Gaza, per la tregua c’è soltanto uno spiraglio: l’ostacolo è la fine della guerra
È da dodici anni che l’emiro del Qatar ospita i leader di Hamas, ma già da un mese li ha avvertiti di prepararsi al trasloco. È stato Antony Blinken, segretario di Stato degli Stati Uniti, a trasmettere il messaggio al premier Mohammed bin Abdulrahman Al Thani in aprile. In passato, erano stati gli americani a chiedere al piccolo regno del Golfo di offrire una sede ai leader dell’organizzazione, con l’obiettivo di mantenere aperto un canale di dialogo con il gruppo che governa Gaza dal 2007.
Ora, il segretario di Stato sta esercitando tutte le pressioni possibili, incluso lo sfratto, affinché Hamas accetti l’ultima proposta in discussione in Egitto. Blinken ha chiarito al Qatar che una risposta negativa non è più accettabile. Secondo i media sauditi, i jihadisti stanno lasciando intendere di essere disposti ad accettare un piano per una pausa nei combattimenti, diviso in tre fasi. Durante la prima fase, della durata di sei settimane, verrebbero rilasciati 33 ostaggi israeliani, tra cui donne, minori, anziani e malati.
Nei passaggi successivi, i soldati e gli uomini con meno di 50 anni verrebbero scambiati con altri detenuti palestinesi. Sempre secondo fonti saudite, gli israeliani sarebbero pronti a liberare Marwan Barghouti, condannato a cinque ergastoli, a condizione che si trasferisca a Gaza. Barghouti è originario della Cisgiordania, dove vive la sua famiglia, e molti diplomatici internazionali e alcuni israeliani lo considerano il vero successore dell’anziano raìs.
Situazione in stallo
I rappresentanti di Hamas sono attualmente al Cairo, mentre il primo ministro israeliano Benjamin Netanyahu avrebbe rinviato la partenza della delegazione guidata dal direttore del Mossad. Netanyahu ha lasciato trapelare due messaggi che mirano a ridurre le aspettative di una svolta nei negoziati: una “fonte politica di alto livello” ha ribadito che l’esercito procederà comunque con l’invasione di Rafah; la stessa fonte ha spiegato che per Israele non è possibile accettare un cessate il fuoco permanente.

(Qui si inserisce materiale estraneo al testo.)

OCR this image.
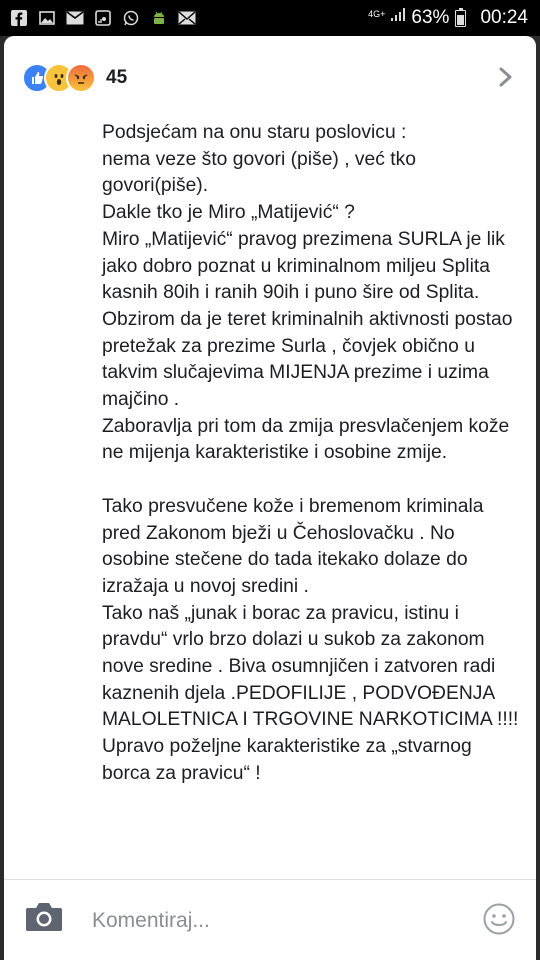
4G+ 63% 00:24
45

Podsjećam na onu staru poslovicu :
nema veze što govori (piše) , već tko govori(piše).
Dakle tko je Miro „Matijević“ ?
Miro „Matijević“ pravog prezimena SURLA je lik jako dobro poznat u kriminalnom miljeu Splita kasnih 80ih i ranih 90ih i puno šire od Splita.
Obzirom da je teret kriminalnih aktivnosti postao pretežak za prezime Surla , čovjek obično u takvim slučajevima MIJENJA prezime i uzima majčino .
Zaboravlja pri tom da zmija presvlačenjem kože ne mijenja karakteristike i osobine zmije.

Tako presvučene kože i bremenom kriminala pred Zakonom bježi u Čehoslovačku . No osobine stečene do tada itekako dolaze do izražaja u novoj sredini .
Tako naš „junak i borac za pravicu, istinu i pravdu“ vrlo brzo dolazi u sukob za zakonom nove sredine . Biva osumnjičen i zatvoren radi kaznenih djela .PEDOFILIJE , PODVOĐENJA MALOLETNICA I TRGOVINE NARKOTICIMA !!!!
Upravo poželjne karakteristike za „stvarnog borca za pravicu“ !

Komentiraj...
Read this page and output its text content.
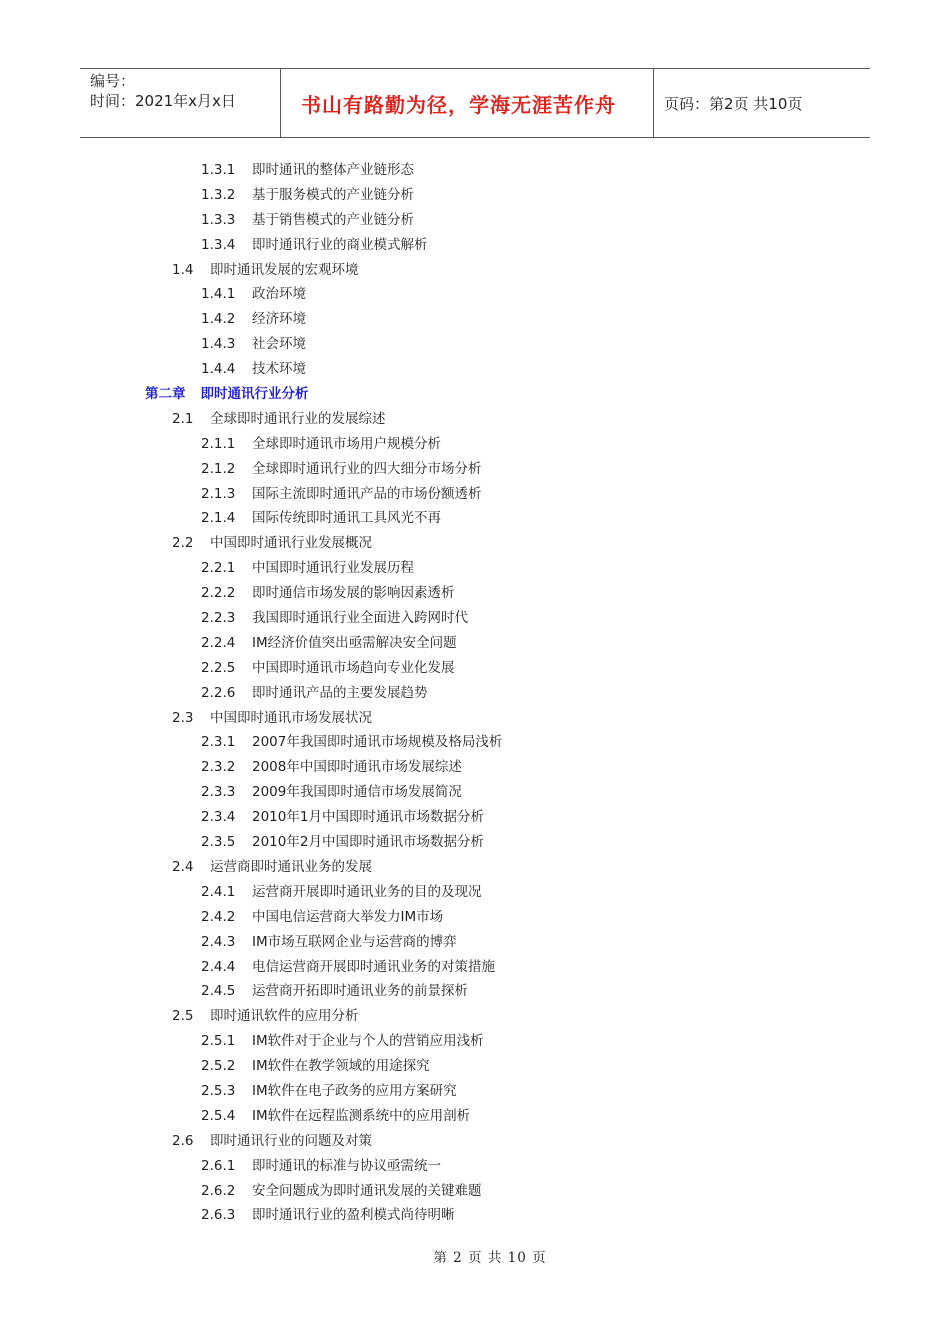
编号：
时间：2021年x月x日	书山有路勤为径，学海无涯苦作舟	页码：第2页 共10页
1.3.1 即时通讯的整体产业链形态
1.3.2 基于服务模式的产业链分析
1.3.3 基于销售模式的产业链分析
1.3.4 即时通讯行业的商业模式解析
1.4 即时通讯发展的宏观环境
1.4.1 政治环境
1.4.2 经济环境
1.4.3 社会环境
1.4.4 技术环境
第二章 即时通讯行业分析
2.1 全球即时通讯行业的发展综述
2.1.1 全球即时通讯市场用户规模分析
2.1.2 全球即时通讯行业的四大细分市场分析
2.1.3 国际主流即时通讯产品的市场份额透析
2.1.4 国际传统即时通讯工具风光不再
2.2 中国即时通讯行业发展概况
2.2.1 中国即时通讯行业发展历程
2.2.2 即时通信市场发展的影响因素透析
2.2.3 我国即时通讯行业全面进入跨网时代
2.2.4 IM经济价值突出亟需解决安全问题
2.2.5 中国即时通讯市场趋向专业化发展
2.2.6 即时通讯产品的主要发展趋势
2.3 中国即时通讯市场发展状况
2.3.1 2007年我国即时通讯市场规模及格局浅析
2.3.2 2008年中国即时通讯市场发展综述
2.3.3 2009年我国即时通信市场发展简况
2.3.4 2010年1月中国即时通讯市场数据分析
2.3.5 2010年2月中国即时通讯市场数据分析
2.4 运营商即时通讯业务的发展
2.4.1 运营商开展即时通讯业务的目的及现况
2.4.2 中国电信运营商大举发力IM市场
2.4.3 IM市场互联网企业与运营商的博弈
2.4.4 电信运营商开展即时通讯业务的对策措施
2.4.5 运营商开拓即时通讯业务的前景探析
2.5 即时通讯软件的应用分析
2.5.1 IM软件对于企业与个人的营销应用浅析
2.5.2 IM软件在教学领域的用途探究
2.5.3 IM软件在电子政务的应用方案研究
2.5.4 IM软件在远程监测系统中的应用剖析
2.6 即时通讯行业的问题及对策
2.6.1 即时通讯的标准与协议亟需统一
2.6.2 安全问题成为即时通讯发展的关键难题
2.6.3 即时通讯行业的盈利模式尚待明晰
第 2 页 共 10 页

I leader di Hamas avevano invece dichiarato di aver ricevuto garanzie sulla fine del conflitto e sul ritiro delle truppe dalla Striscia. Tuttavia, Tzahi Hanegbi, consigliere per la Sicurezza Nazionale e fedelissimo di Netanyahu, ha affermato durante i telegiornali del sabato sera che le truppe entreranno a Rafah “molto presto” e che Yahya Sinwar, pianificatore dei massacri del 7 ottobre, “non resterà vivo”. Secondo il Canale 12 israeliano, i segnali “positivi” potrebbero essere una tattica di Hamas per guadagnare tempo.
Pressioni interne
I famigliari degli ostaggi sono sempre più preoccupati per il tempo che passa. Ieri sera, le manifestazioni di protesta hanno radunato migliaia di persone per le strade di Tel Aviv. I parenti degli ostaggi chiedono che l’accordo venga finalizzato e, insieme a molti altri cittadini, invocano le dimissioni del governo. Dopo la pausa nei combattimenti alla fine dello scorso novembre, 133 ostaggi sono ancora nelle mani dei terroristi, e una trentina di loro è stata dichiarata morta dall’intelligence israeliana.
Nel frattempo, la situazione a Gaza continua a peggiorare. “La carestia sta per scoppiare ed è già in corso nel nord della Striscia,” denuncia Cindy McCain, direttrice del Programma Alimentare Mondiale. Gli americani hanno sospeso la costruzione del porto flottante al largo della Striscia, dove i palestinesi uccisi in 211 giorni di guerra sono quasi 35 mila, a causa delle condizioni avverse del mare. Il pontile dovrebbe permettere un afflusso molto maggiore di aiuti proprio nella parte del territorio più colpita dalla fame.